When you are choosing the container you are going to repot the plant in, it is best to use the next size pot. This is another reason why using nursery pots is helpful, as they have somewhat standardized sizes~ 2.5", 4", 6", 1 gal, 1.5 gal, etc. Be careful of jumping a plant up to a pot that is much larger than the previous one. While the roots will have more room to grow, the growing media may take longer to dry out between waterings.


Repot a Spider Plant with me!


I have a spider plant (Chlorophytum comosum) that needs repotting because it dries out in 2-3 days, there are some roots coming out of the drainage holes and because it gets dry often, the tips of the leaves are brown & dry. I'll walk you through each step as I repot my spider plant.
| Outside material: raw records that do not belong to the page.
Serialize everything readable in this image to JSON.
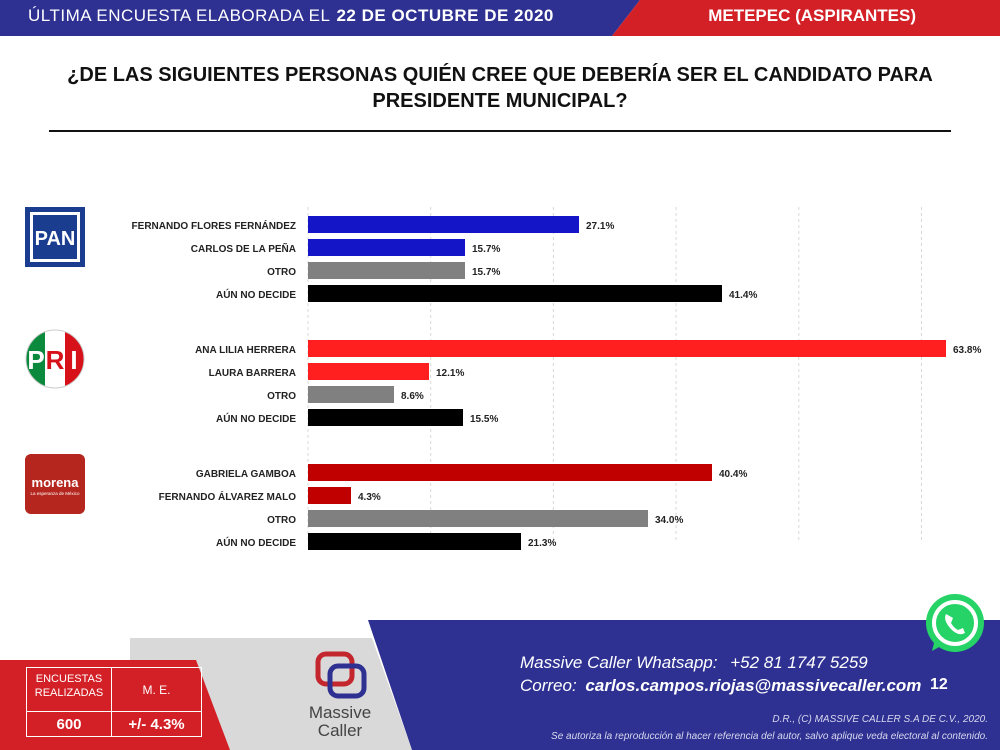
{
  "header": {
    "prefix": "ÚLTIMA ENCUESTA ELABORADA EL",
    "date": "22 DE OCTUBRE DE 2020",
    "location": "METEPEC (ASPIRANTES)"
  },
  "question": {
    "line1": "¿DE LAS SIGUIENTES PERSONAS QUIÉN CREE QUE DEBERÍA SER EL CANDIDATO PARA",
    "line2": "PRESIDENTE MUNICIPAL?"
  },
  "logos": {
    "pan": "PAN",
    "pri_p": "P",
    "pri_r": "R",
    "pri_i": "I",
    "morena": "morena",
    "morena_sub": "La esperanza de México"
  },
  "chart_data": {
    "type": "bar",
    "orientation": "horizontal",
    "xlim": [
      0,
      65
    ],
    "value_format": "percent-1-decimal",
    "groups": [
      {
        "party": "PAN",
        "categories": [
          "FERNANDO FLORES FERNÁNDEZ",
          "CARLOS DE LA PEÑA",
          "OTRO",
          "AÚN NO DECIDE"
        ],
        "values": [
          27.1,
          15.7,
          15.7,
          41.4
        ],
        "labels": [
          "27.1%",
          "15.7%",
          "15.7%",
          "41.4%"
        ],
        "colors": [
          "#1515c8",
          "#1515c8",
          "#808080",
          "#000000"
        ]
      },
      {
        "party": "PRI",
        "categories": [
          "ANA LILIA HERRERA",
          "LAURA BARRERA",
          "OTRO",
          "AÚN NO DECIDE"
        ],
        "values": [
          63.8,
          12.1,
          8.6,
          15.5
        ],
        "labels": [
          "63.8%",
          "12.1%",
          "8.6%",
          "15.5%"
        ],
        "colors": [
          "#ff1f1f",
          "#ff1f1f",
          "#808080",
          "#000000"
        ]
      },
      {
        "party": "MORENA",
        "categories": [
          "GABRIELA GAMBOA",
          "FERNANDO ÁLVAREZ MALO",
          "OTRO",
          "AÚN NO DECIDE"
        ],
        "values": [
          40.4,
          4.3,
          34.0,
          21.3
        ],
        "labels": [
          "40.4%",
          "4.3%",
          "34.0%",
          "21.3%"
        ],
        "colors": [
          "#c00000",
          "#c00000",
          "#808080",
          "#000000"
        ]
      }
    ]
  },
  "footer": {
    "whatsapp_label": "Massive Caller Whatsapp:",
    "whatsapp_number": "+52 81 1747 5259",
    "email_label": "Correo:",
    "email": "carlos.campos.riojas@massivecaller.com",
    "page_number": "12",
    "copyright": "D.R., (C) MASSIVE CALLER S.A DE C.V., 2020.",
    "notice": "Se autoriza la reproducción al hacer referencia del autor, salvo aplique veda electoral al contenido.",
    "brand_line1": "Massive",
    "brand_line2": "Caller"
  },
  "stats": {
    "surveys_label": "ENCUESTAS REALIZADAS",
    "surveys_value": "600",
    "me_label": "M. E.",
    "me_value": "+/- 4.3%"
  },
  "colors": {
    "navy": "#2e3192",
    "red": "#d32027",
    "grey": "#d9d9d9",
    "whatsapp": "#25d366"
  }
}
First, I am going to get my growing media ready. It is dry media so I need to pre-moisten it with warm water and make sure clumps are broken down so the media evenly absorbs the water. I know the media is moist enough when I can take a handful of the media, squeeze it into a ball and it stays in the same shape when I open my hand. If there wasn't enough water, the media wouldn't be able to hold its shape, and if there was too much moisture, water would drip out of the media when squeezed.
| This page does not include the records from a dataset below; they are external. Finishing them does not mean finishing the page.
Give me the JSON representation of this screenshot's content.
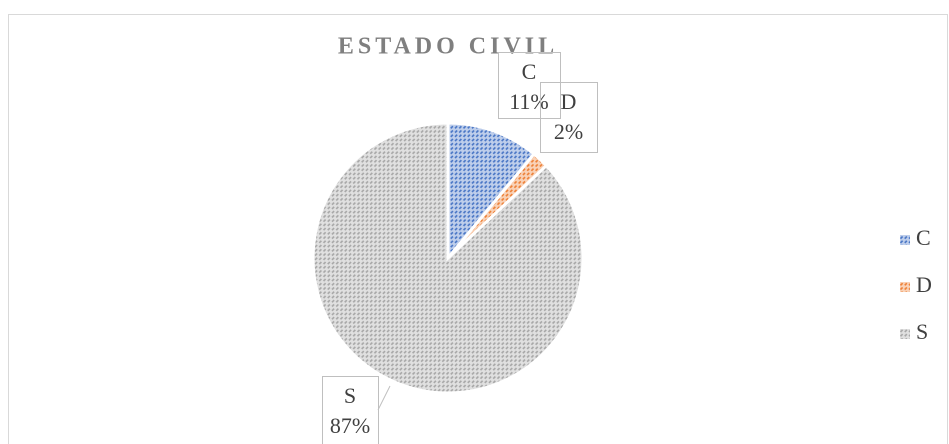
{
  "chart_data": {
    "type": "pie",
    "title": "ESTADO CIVIL",
    "categories": [
      "C",
      "D",
      "S"
    ],
    "values": [
      11,
      2,
      87
    ],
    "value_labels": [
      "11%",
      "2%",
      "87%"
    ],
    "colors": [
      "#4472c4",
      "#ed7d31",
      "#a5a5a5"
    ],
    "legend": "right"
  }
}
Then, I am going to remove the plant from its original pot. As you can see, it's pretty root bound, to the point where the root ball might be so restricted that new roots won't be able to expand into the new growing media. So, I am going to trim the root ball a bit so that the new roots will grow out into the new potting soil by shaving off the sides with a serrated knife. Roots are much more resilient than the above ground portion of the plants, so while you want the plant to retain a good amount of roots, you definitely don't have to use kid gloves on them.
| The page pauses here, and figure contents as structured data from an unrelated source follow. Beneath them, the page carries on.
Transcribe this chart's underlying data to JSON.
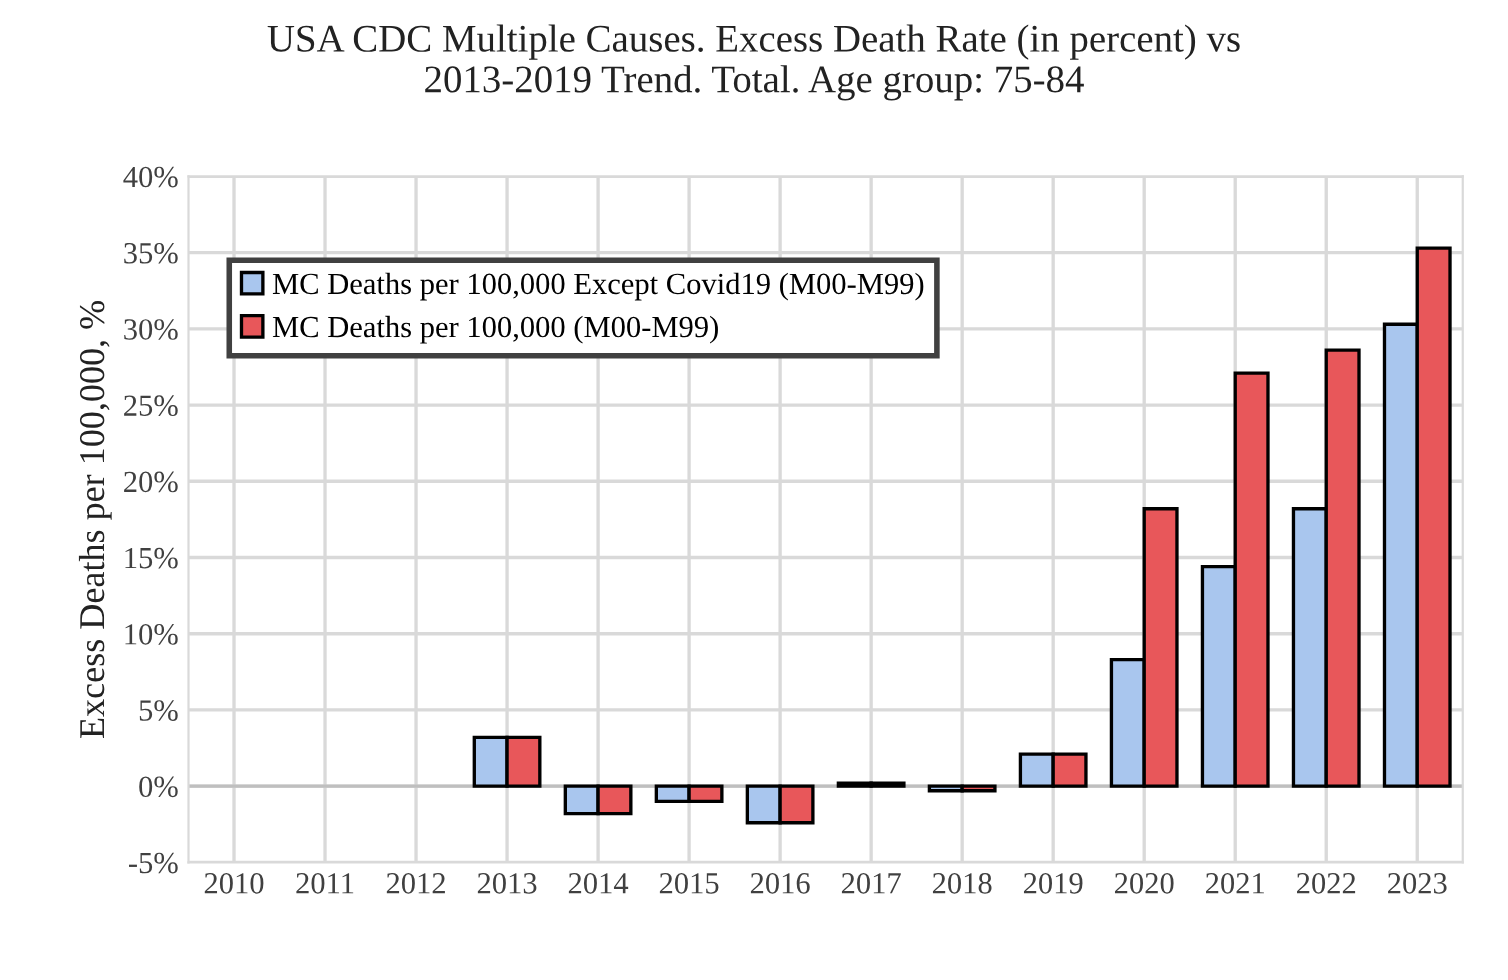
{
  "chart_data": {
    "type": "bar",
    "title": "USA CDC Multiple Causes. Excess Death Rate (in percent) vs\n2013-2019 Trend. Total. Age group: 75-84",
    "ylabel": "Excess Deaths per 100,000, %",
    "categories": [
      "2010",
      "2011",
      "2012",
      "2013",
      "2014",
      "2015",
      "2016",
      "2017",
      "2018",
      "2019",
      "2020",
      "2021",
      "2022",
      "2023"
    ],
    "series": [
      {
        "name": "MC Deaths per 100,000 Except Covid19 (M00-M99)",
        "color": "#a9c6ee",
        "values": [
          null,
          null,
          null,
          3.2,
          -1.8,
          -1.0,
          -2.4,
          0.2,
          -0.3,
          2.1,
          8.3,
          14.4,
          18.2,
          30.3
        ]
      },
      {
        "name": "MC Deaths per 100,000 (M00-M99)",
        "color": "#e8575a",
        "values": [
          null,
          null,
          null,
          3.2,
          -1.8,
          -1.0,
          -2.4,
          0.2,
          -0.3,
          2.1,
          18.2,
          27.1,
          28.6,
          35.3
        ]
      }
    ],
    "ylim": [
      -5,
      40
    ],
    "yticks": [
      {
        "value": -5,
        "label": "-5%"
      },
      {
        "value": 0,
        "label": "0%"
      },
      {
        "value": 5,
        "label": "5%"
      },
      {
        "value": 10,
        "label": "10%"
      },
      {
        "value": 15,
        "label": "15%"
      },
      {
        "value": 20,
        "label": "20%"
      },
      {
        "value": 25,
        "label": "25%"
      },
      {
        "value": 30,
        "label": "30%"
      },
      {
        "value": 35,
        "label": "35%"
      },
      {
        "value": 40,
        "label": "40%"
      }
    ],
    "grid": true,
    "legend": "top left"
  }
}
Next, I am going to get my potting soil in the new pot. The original container was a 4" diameter pot and I am transitioning it to a 6" diameter pot with drainage holes and a drip tray. I am going to use the same potting mix to fill the entire container; I won't put rock or gravel at the bottom of the pot on top of the drainage holes. Water moves through soils texturally; it will saturate one texture of media before it drains down and saturates the texture below it. This can slow down drainage, which is not what we want when a plant is in a container. So, it is best to make sure the media is consistent in the whole container. While I add potting soil to the bottom of the container, I will tap the pot against the table to settle the media down without compressing it. This should keep the pore spaces in the media open enough so that water and air are available to the roots while they grow.

Once I think there may be enough potting mix in the bottom of the pot, I set the plant in to see what height the crown sits at. Ideally, the top of the root ball, or the crown of the plant should be at the same height in the pot where the top of the potting soil should be, about 0.5 to 1 inch from the top of the pot. This space should be able to hold water without overflowing the pot until it drains down through the media. Once the plant is situated, I start adding soil around the sides of the root ball. While doing this, every little while, I may tap the soil down, like before, and firm the media around the root ball. Now I want to ride a fine line with this. I don't want to compact the media, but I do want to make sure the root ball won't shift and tip over time. The way I do this is my sticking my fingers down into the media vertically so that I can press some of the media down but also leaving some uncompressed. I'll keep doing this until the potting soil level on the sides of the root ball is even with the crown of the plant.



The last thing to do when repotting is to "water the plant in." You should add enough water so that it drains out the bottom. Sometimes, the potting media will settle in after watering leaving the soil level uneven. In this case you can easily rectify it by adding more media to the top of the pot. By watering the plant in you can also make sure the media and the pot will drain properly and that the plant will be in an ideal environment to continue growing and thriving. Happy re-potting!